Rudi Gervigan había oído hablar de ello antes de que perdiera su propio nombre y le conocieran como el Ogro, pero nunca había tenido la oportunidad de presenciar un acto que fuera digno de ser calificado como tal: compasión.
Para él, había sido una palabra vacía hasta aquel día.

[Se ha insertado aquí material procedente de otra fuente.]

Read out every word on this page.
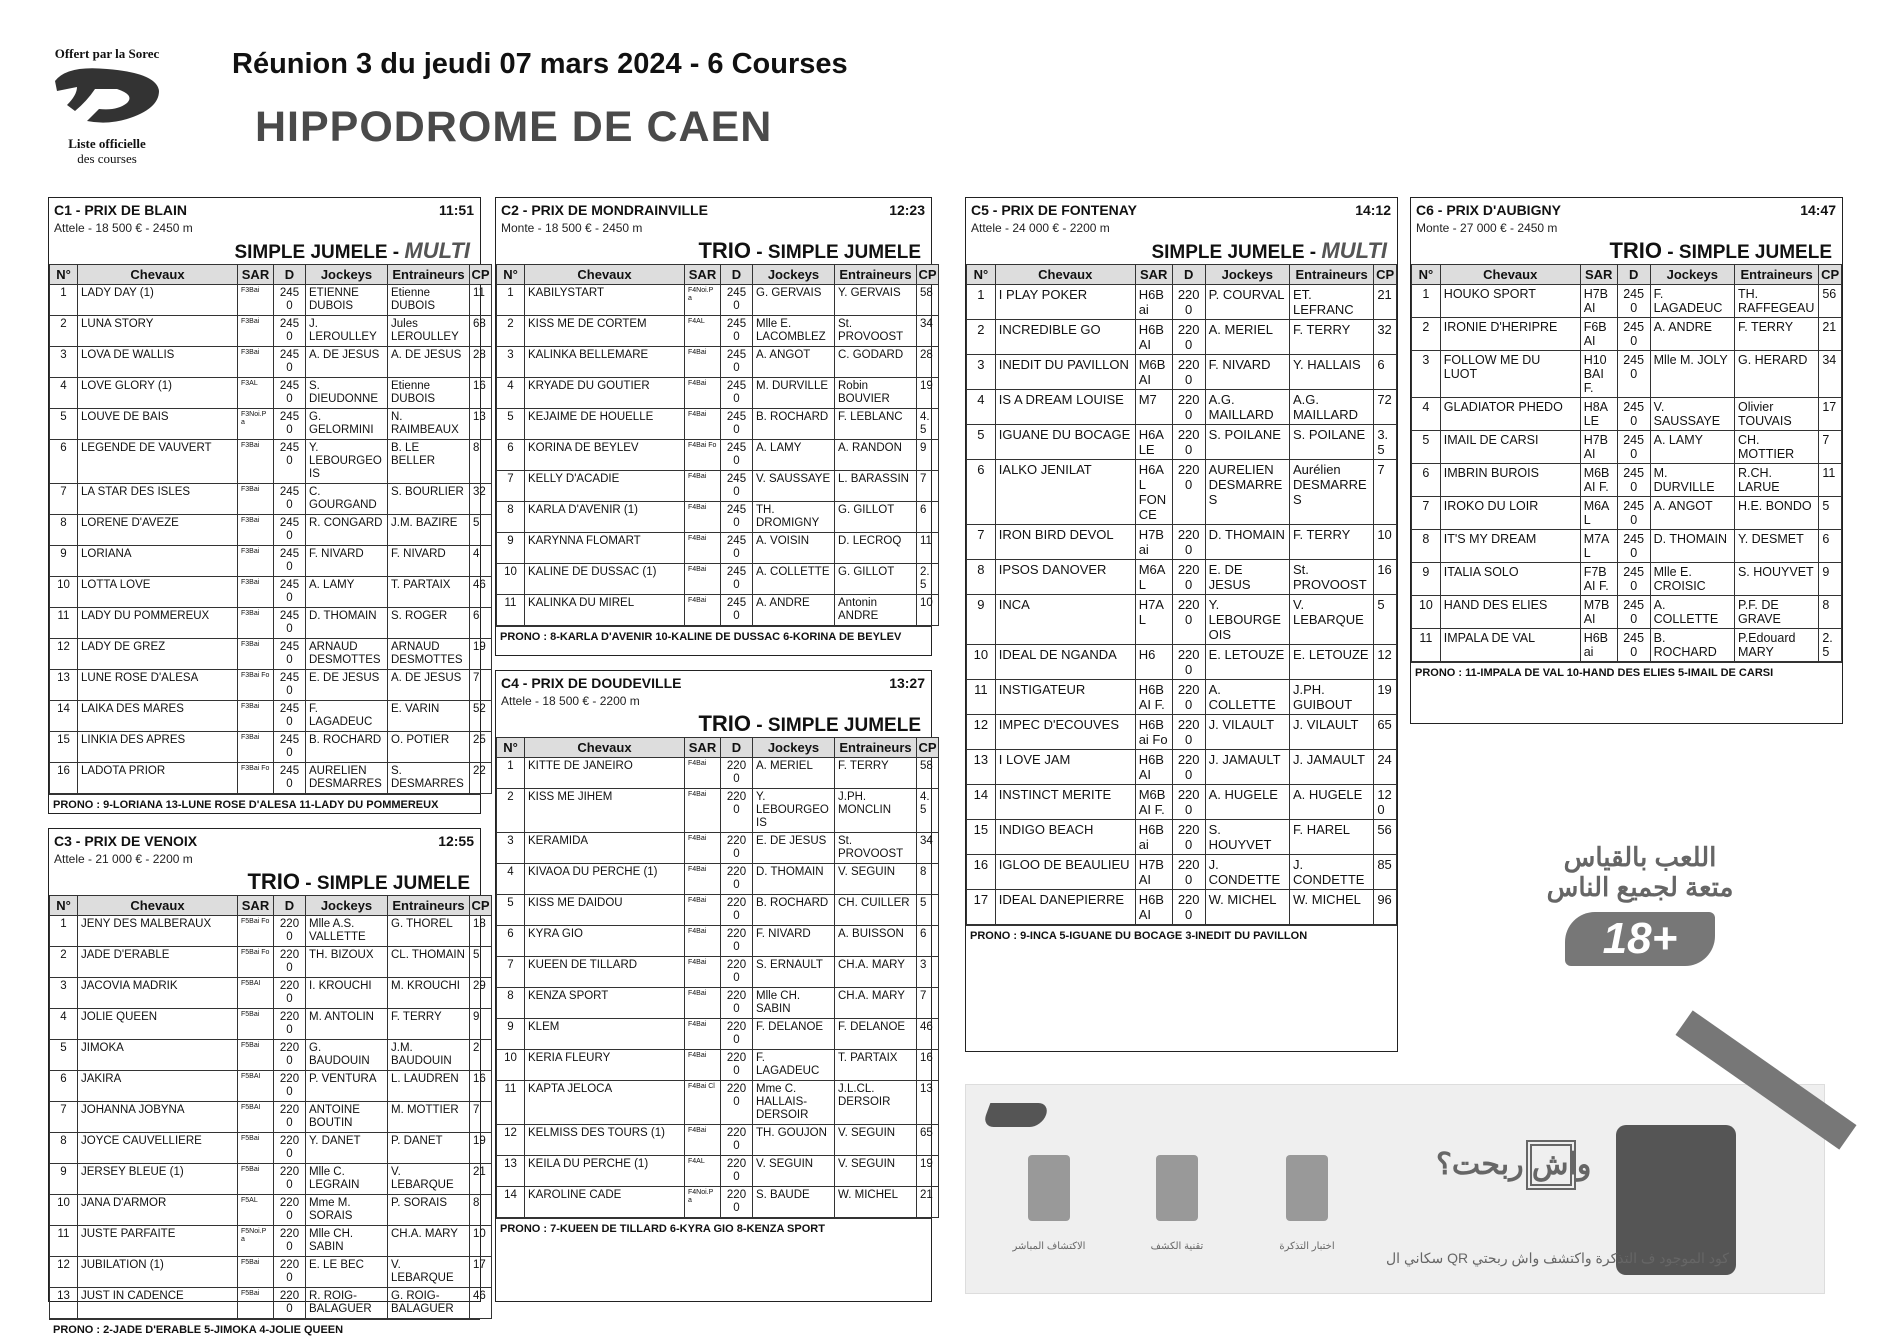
Offert par la Sorec
Liste officielle
des courses
Réunion 3 du jeudi 07 mars 2024 - 6 Courses
HIPPODROME DE CAEN
C1 - PRIX DE BLAIN	11:51
Attele - 18 500 € - 2450 m
SIMPLE JUMELE - MULTI
N°	Chevaux	SAR	D	Jockeys	Entraineurs	CP
1	LADY DAY (1)	F3Bai	2450	ETIENNE DUBOIS	Etienne DUBOIS	11
2	LUNA STORY	F3Bai	2450	J. LEROULLEY	Jules LEROULLEY	68
3	LOVA DE WALLIS	F3Bai	2450	A. DE JESUS	A. DE JESUS	28
4	LOVE GLORY (1)	F3AL	2450	S. DIEUDONNE	Etienne DUBOIS	16
5	LOUVE DE BAIS	F3Noi.Pa	2450	G. GELORMINI	N. RAIMBEAUX	13
6	LEGENDE DE VAUVERT	F3Bai	2450	Y. LEBOURGEOIS	B. LE BELLER	8
7	LA STAR DES ISLES	F3Bai	2450	C. GOURGAND	S. BOURLIER	32
8	LORENE D'AVEZE	F3Bai	2450	R. CONGARD	J.M. BAZIRE	5
9	LORIANA	F3Bai	2450	F. NIVARD	F. NIVARD	4
10	LOTTA LOVE	F3Bai	2450	A. LAMY	T. PARTAIX	46
11	LADY DU POMMEREUX	F3Bai	2450	D. THOMAIN	S. ROGER	6
12	LADY DE GREZ	F3Bai	2450	ARNAUD DESMOTTES	ARNAUD DESMOTTES	19
13	LUNE ROSE D'ALESA	F3Bai Fo	2450	E. DE JESUS	A. DE JESUS	7
14	LAIKA DES MARES	F3Bai	2450	F. LAGADEUC	E. VARIN	52
15	LINKIA DES APRES	F3Bai	2450	B. ROCHARD	O. POTIER	25
16	LADOTA PRIOR	F3Bai Fo	2450	AURELIEN DESMARRES	S. DESMARRES	22
PRONO : 9-LORIANA 13-LUNE ROSE D'ALESA 11-LADY DU POMMEREUX
C3 - PRIX DE VENOIX	12:55
Attele - 21 000 € - 2200 m
TRIO - SIMPLE JUMELE
N°	Chevaux	SAR	D	Jockeys	Entraineurs	CP
1	JENY DES MALBERAUX	F5Bai Fo	2200	Mlle A.S. VALLETTE	G. THOREL	18
2	JADE D'ERABLE	F5Bai Fo	2200	TH. BIZOUX	CL. THOMAIN	5
3	JACOVIA MADRIK	F5BAI	2200	I. KROUCHI	M. KROUCHI	29
4	JOLIE QUEEN	F5Bai	2200	M. ANTOLIN	F. TERRY	9
5	JIMOKA	F5Bai	2200	G. BAUDOUIN	J.M. BAUDOUIN	2
6	JAKIRA	F5BAI	2200	P. VENTURA	L. LAUDREN	16
7	JOHANNA JOBYNA	F5BAI	2200	ANTOINE BOUTIN	M. MOTTIER	7
8	JOYCE CAUVELLIERE	F5Bai	2200	Y. DANET	P. DANET	19
9	JERSEY BLEUE (1)	F5Bai	2200	Mlle C. LEGRAIN	V. LEBARQUE	21
10	JANA D'ARMOR	F5AL	2200	Mme M. SORAIS	P. SORAIS	8
11	JUSTE PARFAITE	F5Noi.Pa	2200	Mlle CH. SABIN	CH.A. MARY	10
12	JUBILATION (1)	F5Bai	2200	E. LE BEC	V. LEBARQUE	17
13	JUST IN CADENCE	F5Bai	2200	R. ROIG-BALAGUER	G. ROIG-BALAGUER	46
PRONO : 2-JADE D'ERABLE 5-JIMOKA 4-JOLIE QUEEN
C2 - PRIX DE MONDRAINVILLE	12:23
Monte - 18 500 € - 2450 m
TRIO - SIMPLE JUMELE
N°	Chevaux	SAR	D	Jockeys	Entraineurs	CP
1	KABILYSTART	F4Noi.Pa	2450	G. GERVAIS	Y. GERVAIS	58
2	KISS ME DE CORTEM	F4AL	2450	Mlle E. LACOMBLEZ	St. PROVOOST	34
3	KALINKA BELLEMARE	F4Bai	2450	A. ANGOT	C. GODARD	28
4	KRYADE DU GOUTIER	F4Bai	2450	M. DURVILLE	Robin BOUVIER	19
5	KEJAIME DE HOUELLE	F4Bai	2450	B. ROCHARD	F. LEBLANC	4.5
6	KORINA DE BEYLEV	F4Bai Fo	2450	A. LAMY	A. RANDON	9
7	KELLY D'ACADIE	F4Bai	2450	V. SAUSSAYE	L. BARASSIN	7
8	KARLA D'AVENIR (1)	F4Bai	2450	TH. DROMIGNY	G. GILLOT	6
9	KARYNNA FLOMART	F4Bai	2450	A. VOISIN	D. LECROQ	11
10	KALINE DE DUSSAC (1)	F4Bai	2450	A. COLLETTE	G. GILLOT	2.5
11	KALINKA DU MIREL	F4Bai	2450	A. ANDRE	Antonin ANDRE	10
PRONO : 8-KARLA D'AVENIR 10-KALINE DE DUSSAC 6-KORINA DE BEYLEV
C4 - PRIX DE DOUDEVILLE	13:27
Attele - 18 500 € - 2200 m
TRIO - SIMPLE JUMELE
N°	Chevaux	SAR	D	Jockeys	Entraineurs	CP
1	KITTE DE JANEIRO	F4Bai	2200	A. MERIEL	F. TERRY	58
2	KISS ME JIHEM	F4Bai	2200	Y. LEBOURGEOIS	J.PH. MONCLIN	4.5
3	KERAMIDA	F4Bai	2200	E. DE JESUS	St. PROVOOST	34
4	KIVAOA DU PERCHE (1)	F4Bai	2200	D. THOMAIN	V. SEGUIN	8
5	KISS ME DAIDOU	F4Bai	2200	B. ROCHARD	CH. CUILLER	5
6	KYRA GIO	F4Bai	2200	F. NIVARD	A. BUISSON	6
7	KUEEN DE TILLARD	F4Bai	2200	S. ERNAULT	CH.A. MARY	3
8	KENZA SPORT	F4Bai	2200	Mlle CH. SABIN	CH.A. MARY	7
9	KLEM	F4Bai	2200	F. DELANOE	F. DELANOE	46
10	KERIA FLEURY	F4Bai	2200	F. LAGADEUC	T. PARTAIX	16
11	KAPTA JELOCA	F4Bai Cl	2200	Mme C. HALLAIS-DERSOIR	J.L.CL. DERSOIR	13
12	KELMISS DES TOURS (1)	F4Bai	2200	TH. GOUJON	V. SEGUIN	65
13	KEILA DU PERCHE (1)	F4AL	2200	V. SEGUIN	V. SEGUIN	19
14	KAROLINE CADE	F4Noi.Pa	2200	S. BAUDE	W. MICHEL	21
PRONO : 7-KUEEN DE TILLARD 6-KYRA GIO 8-KENZA SPORT
C5 - PRIX DE FONTENAY	14:12
Attele - 24 000 € - 2200 m
SIMPLE JUMELE - MULTI
N°	Chevaux	SAR	D	Jockeys	Entraineurs	CP
1	I PLAY POKER	H6Bai	2200	P. COURVAL	ET. LEFRANC	21
2	INCREDIBLE GO	H6BAI	2200	A. MERIEL	F. TERRY	32
3	INEDIT DU PAVILLON	M6BAI	2200	F. NIVARD	Y. HALLAIS	6
4	IS A DREAM LOUISE	M7	2200	A.G. MAILLARD	A.G. MAILLARD	72
5	IGUANE DU BOCAGE	H6ALE	2200	S. POILANE	S. POILANE	3.5
6	IALKO JENILAT	H6AL FONCE	2200	AURELIEN DESMARRES	Aurélien DESMARRES	7
7	IRON BIRD DEVOL	H7Bai	2200	D. THOMAIN	F. TERRY	10
8	IPSOS DANOVER	M6AL	2200	E. DE JESUS	St. PROVOOST	16
9	INCA	H7AL	2200	Y. LEBOURGEOIS	V. LEBARQUE	5
10	IDEAL DE NGANDA	H6	2200	E. LETOUZE	E. LETOUZE	12
11	INSTIGATEUR	H6BAI F.	2200	A. COLLETTE	J.PH. GUIBOUT	19
12	IMPEC D'ECOUVES	H6Bai Fo	2200	J. VILAULT	J. VILAULT	65
13	I LOVE JAM	H6BAI	2200	J. JAMAULT	J. JAMAULT	24
14	INSTINCT MERITE	M6BAI F.	2200	A. HUGELE	A. HUGELE	120
15	INDIGO BEACH	H6Bai	2200	S. HOUYVET	F. HAREL	56
16	IGLOO DE BEAULIEU	H7BAI	2200	J. CONDETTE	J. CONDETTE	85
17	IDEAL DANEPIERRE	H6BAI	2200	W. MICHEL	W. MICHEL	96
PRONO : 9-INCA 5-IGUANE DU BOCAGE 3-INEDIT DU PAVILLON
C6 - PRIX D'AUBIGNY	14:47
Monte - 27 000 € - 2450 m
TRIO - SIMPLE JUMELE
N°	Chevaux	SAR	D	Jockeys	Entraineurs	CP
1	HOUKO SPORT	H7BAI	2450	F. LAGADEUC	TH. RAFFEGEAU	56
2	IRONIE D'HERIPRE	F6BAI	2450	A. ANDRE	F. TERRY	21
3	FOLLOW ME DU LUOT	H10BAI F.	2450	Mlle M. JOLY	G. HERARD	34
4	GLADIATOR PHEDO	H8ALE	2450	V. SAUSSAYE	Olivier TOUVAIS	17
5	IMAIL DE CARSI	H7BAI	2450	A. LAMY	CH. MOTTIER	7
6	IMBRIN BUROIS	M6BAI F.	2450	M. DURVILLE	R.CH. LARUE	11
7	IROKO DU LOIR	M6AL	2450	A. ANGOT	H.E. BONDO	5
8	IT'S MY DREAM	M7AL	2450	D. THOMAIN	Y. DESMET	6
9	ITALIA SOLO	F7BAI F.	2450	Mlle E. CROISIC	S. HOUYVET	9
10	HAND DES ELIES	M7BAI	2450	A. COLLETTE	P.F. DE GRAVE	8
11	IMPALA DE VAL	H6Bai	2450	B. ROCHARD	P.Edouard MARY	2.5
PRONO : 11-IMPALA DE VAL 10-HAND DES ELIES 5-IMAIL DE CARSI
اللعب بالقياس
متعة لجميع الناس
18+
الاكتشاف المباشر	تقنية الكشف	اختبار التذكرة
واش ربحت؟
سكاني ال QR كود الموجود ف التذكرة واكتشف واش ربحتي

Dos horas más tarde, Sancho subió a su habitación empapado en una sensación tan extraña que parecía extraída de otro e inyectada por vena en su carácter. Le recordó a un Sancho más joven, incauto, resuelto y dispuesto a todo. Se buscó en el espejo y se encontró con aquella expresión renovada. Se gustó. No obstante, había algo que no encajaba y no conseguía saber de qué se trataba. Justo en el preciso instante en el que iba a darse cuenta de que era la barba de ayatolá lo que no le cuadraba, un bulto en el bolsillo trasero de su pantalón reclamó su atención: el dinero de Kapllani; en total, mil seiscientos cuarenta euros que le iban a venir estupendamente para sufragar su nivel de gastos. Lo consideró incautado, porque Ramiro Sancho no había robado en su vida. Esa cantidad, más lo que se había ahorrado en la nueve milímetros y el Anaconda, hizo que su eufórico estado de ánimo se consolidara. Entonces, se acordó del móvil. Allí seguía, reposando encima de la mesilla y enchufado al cable del cargador. Siete llamadas perdidas, casi las mismas que todas las que había recibido desde que aterrizó en Trieste. «Murphy cabrón», pensó. Cuatro eran de Álvaro Peteira, dos de Gracia Galo y una de Áxel Botello. Escuchó los mensajes en el contestador. En los tres que le había dejado el subinspector, le informaba de que acababa de recibir una llamada de su contacto advirtiéndole que la gente con la que iba a hacer el negocio no era de fiar. Que tuviera mucho cuidado. Cada mensaje, más dramático que el anterior. Sancho esbozó una mueca cargada de afectuosa malicia. Áxel no dejó ningún mensaje, y los de la inspectora eran excelentes noticias. Cuando escuchó el segundo, se le aceleró el corazón.
Tenía la idea de dormir un par de horas, el cuerpo se lo exigía. Miró la hora del móvil, las 16:12, y se dijo a sí mismo:
—Tiempo dormido, tiempo jodido.
Bajó a recepción para pedir espuma de afeitar mientras devolvía las llamadas; primero, a Gracia Galo, luego, a Peteira.
—Inspector Sancho, por fin das señales de vida —contestó con cierta acidez.
—Lo siento, tuve que salir esta mañana temprano del hotel y me dejé el móvil cargando como un imbécil. He oído tus mensajes. ¿Dónde nos vemos?
—Tengo novedades, pero las cosas están empezando a ponerse realmente feas por aquí. Acaban de avisarnos: han encontrado otro cadáver. Un tipo en su domicilio, en su bañera.
—¿Otro? ¡Hay que joderse! ¡Puta madre que me parió!
—Toma nota de la dirección, yo voy directamente para allá.
Sancho se pasó la mano por la barba.
—Quizá otro día —pensó en alto saliendo ya por la puerta del hotel.